Vina menarik diri dari pelukan Shanju, mengusap kasar air mata nya lalu menatap penuh harap pada pintu ruang operasi yang masih tertutup rapat.
Sejenak menarik nafas dalam, sebelum ia berdiri membuat Shanju melayangkan tatapan tanya pada sang mama.
Dengan langkah gontai Vina berjalan menuju tempat dimana Harlan berada.
Harlan mendongak saat merasakan kehadiran seseorang di hadapan nya, tatapan nya di sambut dengan tatapan penuh kecewa, luka serta takut yang luar biasa.
Demi Tuhan Harlan menyesal melihat istri yang sangat ia cintai, terlihat semenyedihkan ini.

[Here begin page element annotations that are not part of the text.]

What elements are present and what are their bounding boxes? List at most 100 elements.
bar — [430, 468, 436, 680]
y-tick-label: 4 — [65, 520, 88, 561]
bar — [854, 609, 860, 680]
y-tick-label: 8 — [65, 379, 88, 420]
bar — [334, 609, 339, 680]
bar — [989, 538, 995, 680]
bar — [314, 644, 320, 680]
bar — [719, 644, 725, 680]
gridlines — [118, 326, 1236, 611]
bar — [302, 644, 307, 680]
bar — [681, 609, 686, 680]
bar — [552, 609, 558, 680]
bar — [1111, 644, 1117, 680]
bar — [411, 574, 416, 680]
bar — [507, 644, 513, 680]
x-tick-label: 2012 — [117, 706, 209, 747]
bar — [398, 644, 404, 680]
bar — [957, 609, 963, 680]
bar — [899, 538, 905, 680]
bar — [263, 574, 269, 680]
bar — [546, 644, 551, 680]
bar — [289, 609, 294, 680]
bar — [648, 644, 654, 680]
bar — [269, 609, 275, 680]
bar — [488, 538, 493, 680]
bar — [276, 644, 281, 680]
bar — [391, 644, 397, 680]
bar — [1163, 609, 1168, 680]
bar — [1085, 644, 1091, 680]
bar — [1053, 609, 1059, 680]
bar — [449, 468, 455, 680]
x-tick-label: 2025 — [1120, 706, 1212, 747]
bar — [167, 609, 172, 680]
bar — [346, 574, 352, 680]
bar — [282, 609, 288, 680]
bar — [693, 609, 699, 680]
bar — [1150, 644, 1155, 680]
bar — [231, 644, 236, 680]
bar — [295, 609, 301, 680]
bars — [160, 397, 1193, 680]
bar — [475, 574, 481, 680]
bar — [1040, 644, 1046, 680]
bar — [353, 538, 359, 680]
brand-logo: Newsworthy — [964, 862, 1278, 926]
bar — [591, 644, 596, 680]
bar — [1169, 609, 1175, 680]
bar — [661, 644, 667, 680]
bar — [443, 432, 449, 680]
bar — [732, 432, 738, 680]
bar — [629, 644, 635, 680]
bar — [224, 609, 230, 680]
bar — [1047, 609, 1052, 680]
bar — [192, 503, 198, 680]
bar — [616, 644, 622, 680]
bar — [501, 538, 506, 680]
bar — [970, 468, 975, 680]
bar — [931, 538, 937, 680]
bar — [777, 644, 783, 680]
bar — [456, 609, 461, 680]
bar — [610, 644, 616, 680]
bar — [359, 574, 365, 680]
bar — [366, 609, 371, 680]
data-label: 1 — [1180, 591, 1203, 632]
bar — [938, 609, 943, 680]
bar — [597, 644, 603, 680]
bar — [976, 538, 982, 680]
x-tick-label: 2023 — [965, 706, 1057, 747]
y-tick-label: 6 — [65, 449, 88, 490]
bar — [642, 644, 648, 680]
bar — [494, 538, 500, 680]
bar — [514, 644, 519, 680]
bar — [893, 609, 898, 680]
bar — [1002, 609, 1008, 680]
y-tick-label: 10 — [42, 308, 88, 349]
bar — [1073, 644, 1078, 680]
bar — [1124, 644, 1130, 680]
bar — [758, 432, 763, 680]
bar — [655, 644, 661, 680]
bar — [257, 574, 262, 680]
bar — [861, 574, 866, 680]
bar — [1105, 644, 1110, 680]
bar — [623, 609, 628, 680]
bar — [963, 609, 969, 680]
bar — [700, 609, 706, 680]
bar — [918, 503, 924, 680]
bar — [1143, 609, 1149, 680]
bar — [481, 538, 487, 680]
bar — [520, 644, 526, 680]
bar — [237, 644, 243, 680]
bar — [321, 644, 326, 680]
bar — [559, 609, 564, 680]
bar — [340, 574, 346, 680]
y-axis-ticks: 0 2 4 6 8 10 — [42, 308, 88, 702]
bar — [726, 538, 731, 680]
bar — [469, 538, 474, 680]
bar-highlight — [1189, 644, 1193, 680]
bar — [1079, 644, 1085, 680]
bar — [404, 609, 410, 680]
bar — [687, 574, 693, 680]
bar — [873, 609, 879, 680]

Harlan berdiri mensejajarkan diri, hendak menarik Vina dalam pelukan, namun tak sempat. Terlambat karena Vina lebih dulu menarik kerah kemeja putih Harlan, yang kini berhias darah merah dari tubuh putri nya.
Harlan sempat terkejut, sebelum akhirnya pasrah menerima kemurkaan istri nya.
"Demi Tuhan Harlan, tak akan pernah ada maaf untuk mu, jika putri ku tidak bisa tertolong"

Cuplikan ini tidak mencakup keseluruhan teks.